Description
In the context of planetary missions, the optimization of the scheduling of the acquisitions of instruments in the payload is of great importance in order to maximize the scientific return.
To this end, specific acquisition plans are defined, deciding which instruments can operate at different times in order to optimize coverage while respecting both the physical constraints imposed by the target scenario and the mission resources.
Despite some automatic/semi-automatic approaches have been developed for scheduling activities of Earth observation satellites, only few studies have considered the case of space missions focused on other planets, where the usually long temporal length of the schedule and the many constraints make the problem more complex.
Most of these approaches rely on classical constraint-based optimization algorithms, with the most advanced solutions based on genetic programming.
This research work attempts to address the problem of instrument acquisitions optimization through the use of new methodologies based on AI and in particular on deep reinforcement learning.
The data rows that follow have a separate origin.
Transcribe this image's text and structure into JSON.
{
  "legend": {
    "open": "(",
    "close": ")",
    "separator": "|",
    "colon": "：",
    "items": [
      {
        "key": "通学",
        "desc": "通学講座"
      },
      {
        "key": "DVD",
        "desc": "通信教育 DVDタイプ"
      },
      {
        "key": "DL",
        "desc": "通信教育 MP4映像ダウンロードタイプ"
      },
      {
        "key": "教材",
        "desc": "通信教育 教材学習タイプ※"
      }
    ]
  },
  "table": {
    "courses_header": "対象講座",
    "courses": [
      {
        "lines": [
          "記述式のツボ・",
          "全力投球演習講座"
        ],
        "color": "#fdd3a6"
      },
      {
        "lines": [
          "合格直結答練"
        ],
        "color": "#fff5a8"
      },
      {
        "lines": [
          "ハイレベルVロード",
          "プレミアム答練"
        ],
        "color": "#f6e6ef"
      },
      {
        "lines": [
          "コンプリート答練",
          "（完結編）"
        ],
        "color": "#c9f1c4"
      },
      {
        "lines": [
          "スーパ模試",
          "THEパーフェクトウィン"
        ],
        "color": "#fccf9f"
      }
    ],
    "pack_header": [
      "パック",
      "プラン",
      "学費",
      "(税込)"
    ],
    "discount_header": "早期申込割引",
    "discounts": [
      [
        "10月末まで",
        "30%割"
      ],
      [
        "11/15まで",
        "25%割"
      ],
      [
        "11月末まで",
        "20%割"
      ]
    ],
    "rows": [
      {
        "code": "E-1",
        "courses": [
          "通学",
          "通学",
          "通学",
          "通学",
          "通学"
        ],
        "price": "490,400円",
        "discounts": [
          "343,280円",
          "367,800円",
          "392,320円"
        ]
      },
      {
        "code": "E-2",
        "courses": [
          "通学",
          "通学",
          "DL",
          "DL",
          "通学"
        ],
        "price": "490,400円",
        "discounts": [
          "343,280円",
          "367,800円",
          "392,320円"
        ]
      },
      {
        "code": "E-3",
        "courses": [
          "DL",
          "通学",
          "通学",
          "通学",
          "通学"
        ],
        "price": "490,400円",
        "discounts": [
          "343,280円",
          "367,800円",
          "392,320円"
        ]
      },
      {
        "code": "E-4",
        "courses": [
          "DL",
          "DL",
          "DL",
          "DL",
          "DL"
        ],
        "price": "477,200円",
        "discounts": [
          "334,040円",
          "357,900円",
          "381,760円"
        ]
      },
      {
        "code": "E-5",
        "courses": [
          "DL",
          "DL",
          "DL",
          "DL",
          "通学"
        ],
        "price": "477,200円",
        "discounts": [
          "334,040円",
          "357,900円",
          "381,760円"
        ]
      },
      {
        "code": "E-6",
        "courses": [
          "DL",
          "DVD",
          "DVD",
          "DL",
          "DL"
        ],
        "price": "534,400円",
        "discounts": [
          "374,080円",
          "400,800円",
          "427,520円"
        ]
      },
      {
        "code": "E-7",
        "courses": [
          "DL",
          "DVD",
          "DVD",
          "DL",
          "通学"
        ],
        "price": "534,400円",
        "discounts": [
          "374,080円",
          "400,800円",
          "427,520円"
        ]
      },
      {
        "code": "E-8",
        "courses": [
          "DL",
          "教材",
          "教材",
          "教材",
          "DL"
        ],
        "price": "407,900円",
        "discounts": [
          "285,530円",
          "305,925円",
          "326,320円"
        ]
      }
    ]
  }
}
The study is developed with respect to the operations of radar instruments, even if the methodology is general.
The task is formulated in the form of a multi-dimensional knapsack problem, and several models are currently being tested. Research is still in its early stages, directed towards the development of algorithms capable of exploiting neural networks in order to handle the large dimensionality of the combinatorial problem.
If successful, the optimizers could be used to support space missions such as JUICE and EnVision.